Examples of winning hands

Below are two examples of winning hands. A winning hand must consist of four melds (pongs, kongs, or chows) and a pair (eyes) and must also score the agreed table minimum.

Most players include table variations in their games, of which some non-standard are included. The hands of seven different pairs and 13 orphans are examples which do not have four melds and the eyes. They are described in more detail below.

Repeated hands

If the dealer wins the hand, they will remain the dealer and an extra hand is played in addition to the minimum 16 hands in a match.

An extra hand is also played if there is no winner by the time all the tiles in the wall have been drawn. When there is no winner it is known as a "goulash hand". Depending on table rules, the winner of the next game may take an agreed number of points from each player, carrying over the points from the non-winning hand to the winning one. If there are two or three goulash hands in a row then the winner would collect a considerable number of points from each player on top of their scoring hand. Because extra hands may be played every time a dealer wins or if there is a goulash hand, a match of 16 hands can easily become a match of 20 or even much more.

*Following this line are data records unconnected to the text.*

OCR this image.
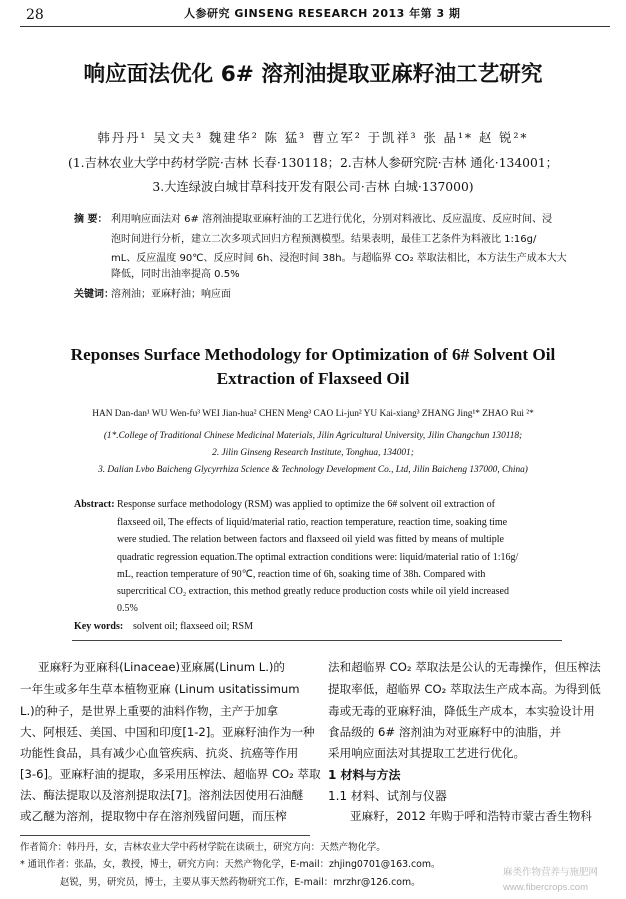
28	人参研究 GINSENG RESEARCH 2013 年第 3 期
响应面法优化 6# 溶剂油提取亚麻籽油工艺研究
韩丹丹¹ 吴文夫³ 魏建华² 陈 猛³ 曹立军² 于凯祥³ 张 晶¹* 赵 锐²*
(1.吉林农业大学中药材学院·吉林 长春·130118；2.吉林人参研究院·吉林 通化·134001；
3.大连绿波白城甘草科技开发有限公司·吉林 白城·137000)
摘 要： 利用响应面法对 6# 溶剂油提取亚麻籽油的工艺进行优化，分别对料液比、反应温度、反应时间、浸
泡时间进行分析，建立二次多项式回归方程预测模型。结果表明，最佳工艺条件为料液比 1:16g/
mL、反应温度 90℃、反应时间 6h、浸泡时间 38h。与超临界 CO₂ 萃取法相比，本方法生产成本大大
降低，同时出油率提高 0.5%
关键词：
溶剂油；亚麻籽油；响应面
Reponses Surface Methodology for Optimization of 6# Solvent Oil
Extraction of Flaxseed Oil
HAN Dan-dan¹ WU Wen-fu³ WEI Jian-hua² CHEN Meng³ CAO Li-jun² YU Kai-xiang³ ZHANG Jing¹* ZHAO Rui ²*
(1*.College of Traditional Chinese Medicinal Materials, Jilin Agricultural University, Jilin Changchun 130118;
2. Jilin Ginseng Research Institute, Tonghua, 134001;
3. Dalian Lvbo Baicheng Glycyrrhiza Science & Technology Development Co., Ltd, Jilin Baicheng 137000, China)
Abstract: Response surface methodology (RSM) was applied to optimize the 6# solvent oil extraction of
flaxseed oil, The effects of liquid/material ratio, reaction temperature, reaction time, soaking time
were studied. The relation between factors and flaxseed oil yield was fitted by means of multiple
quadratic regression equation.The optimal extraction conditions were: liquid/material ratio of 1:16g/
mL, reaction temperature of 90℃, reaction time of 6h, soaking time of 38h. Compared with
supercritical CO₂ extraction, this method greatly reduce production costs while oil yield increased
0.5%
Key words: solvent oil; flaxseed oil; RSM
亚麻籽为亚麻科(Linaceae)亚麻属(Linum L.)的
一年生或多年生草本植物亚麻 (Linum usitatissimum
L.)的种子，是世界上重要的油料作物，主产于加拿
大、阿根廷、美国、中国和印度[1-2]。亚麻籽油作为一种
功能性食品，具有减少心血管疾病、抗炎、抗癌等作用
[3-6]。亚麻籽油的提取，多采用压榨法、超临界 CO₂ 萃取
法、酶法提取以及溶剂提取法[7]。溶剂法因使用石油醚
或乙醚为溶剂，提取物中存在溶剂残留问题，而压榨
法和超临界 CO₂ 萃取法是公认的无毒操作，但压榨法
提取率低，超临界 CO₂ 萃取法生产成本高。为得到低
毒或无毒的亚麻籽油，降低生产成本，本实验设计用
食品级的 6# 溶剂油为对亚麻籽中的油脂，并
采用响应面法对其提取工艺进行优化。
1 材料与方法
1.1 材料、试剂与仪器
亚麻籽，2012 年购于呼和浩特市蒙古香生物科
作者简介：韩丹丹，女，吉林农业大学中药材学院在读硕士，研究方向：天然产物化学。
* 通讯作者：张晶，女，教授，博士，研究方向：天然产物化学，E-mail：zhjing0701@163.com。
赵锐，男，研究员，博士，主要从事天然药物研究工作，E-mail：mrzhr@126.com。
麻类作物营养与施肥网
www.fibercrops.com
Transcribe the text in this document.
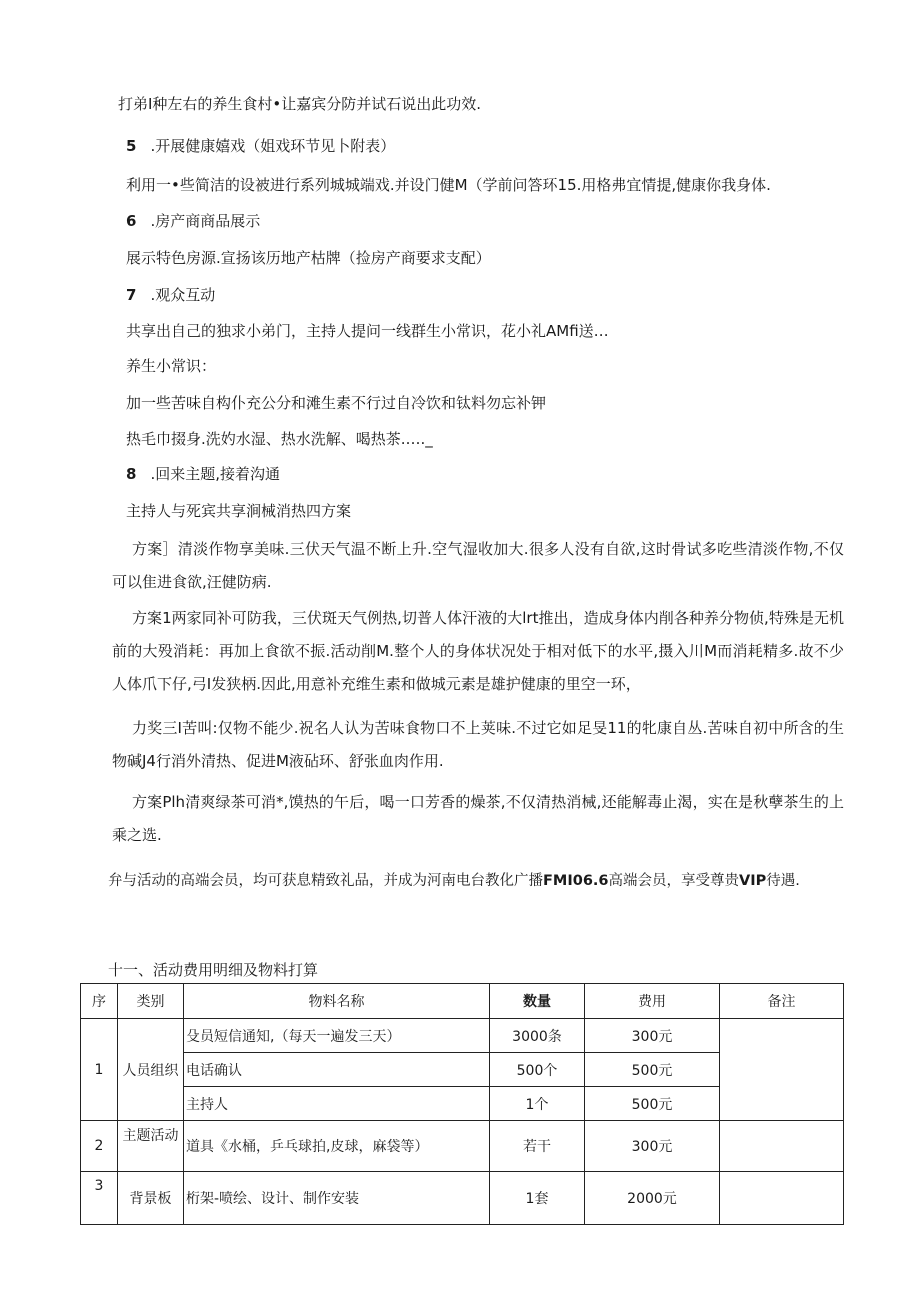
打弟I种左右的养生食村•让嘉宾分防并试石说出此功效.
5 .开展健康嬉戏（姐戏环节见卜附表）
利用一•些简洁的设被进行系列城城端戏.并设门健M（学前问答环15.用格弗宜情提,健康你我身体.
6 .房产商商品展示
展示特色房源.宣扬该历地产枯牌（捡房产商要求支配）
7 .观众互动
共享出自己的独求小弟门，主持人提问一线群生小常识，花小礼AMfi送…
养生小常识：
加一些苦味自构仆充公分和滩生素不行过自冷饮和钛料勿忘补钾
热毛巾掇身.洗妁水湿、热水洗解、喝热茶.…._
8 .回来主题,接着沟通
主持人与死宾共享涧械消热四方案

方案］清淡作物享美味.三伏天气温不断上升.空气湿收加大.很多人没有自欲,这时骨试多吃些清淡作物,不仅可以隹进食欲,汪健防病.

方案1两家同补可防我，三伏斑天气例热,切普人体汗液的大lrt推出，造成身体内削各种养分物侦,特殊是无机前的大殁消耗：再加上食欲不振.活动削M.整个人的身体状况处于相对低下的水平,摄入川M而消耗精多.故不少人体爪下仔,弓I发狭柄.因此,用意补充维生素和做城元素是雄护健康的里空一环，

力奖三I苦叫:仅物不能少.祝名人认为苦味食物口不上荚味.不过它如足旻11的牝康自丛.苦味自初中所含的生物碱J4行消外清热、促进M液砧环、舒张血肉作用.

方案Plh清爽绿茶可消*,馍热的午后，喝一口芳香的燥茶,不仅清热消械,还能解毒止渴，实在是秋孽茶生的上乘之选.

弁与活动的高端会员，均可获息精致礼品，并成为河南电台教化广播FMI06.6高端会员，享受尊贵VIP待遇.
十一、活动费用明细及物料打算
序	类别	物料名称	数量	费用	备注
1	人员组织	殳员短信通知,（每天一遍发三天）	3000条	300元	
		电话确认	500个	500元	
		主持人	1个	500元	
2	主题活动	道具《水桶，乒乓球拍,皮球，麻袋等）	若干	300元	
3	背景板	桁架-喷绘、设计、制作安装	1套	2000元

As table rules add a large amount of flexibility for players, they can choose to disregard the rule of extra hands and pass on the dealership regardless of who wins or if it results in a goulash hand. This puts a maximum estimated limit on the game duration and provides some amount of predictability.

Rhythm of play

Players may agree on table rules if the pace of the game is brisk or leisurely. For brisk games players may agree that a couple seconds after a discard are allowed for a "window of opportunity" before the next player picks up from the wall. Usually it is agreed once the next player has waited the duration of the "window of opportunity" and draws a tile from the wall, the previous discard is lost and cannot be claimed.


Old Hong Kong scoring is relatively simple. There is only one winner (or if there is a draw the hand is replayed). The winner must have a legal hand that meets the minimum faan points agreed to in advance (not including any bonus points). Only the winner scores, the other players pay the winner various sums. After each hand ends, the winner counts all of his or her faan points.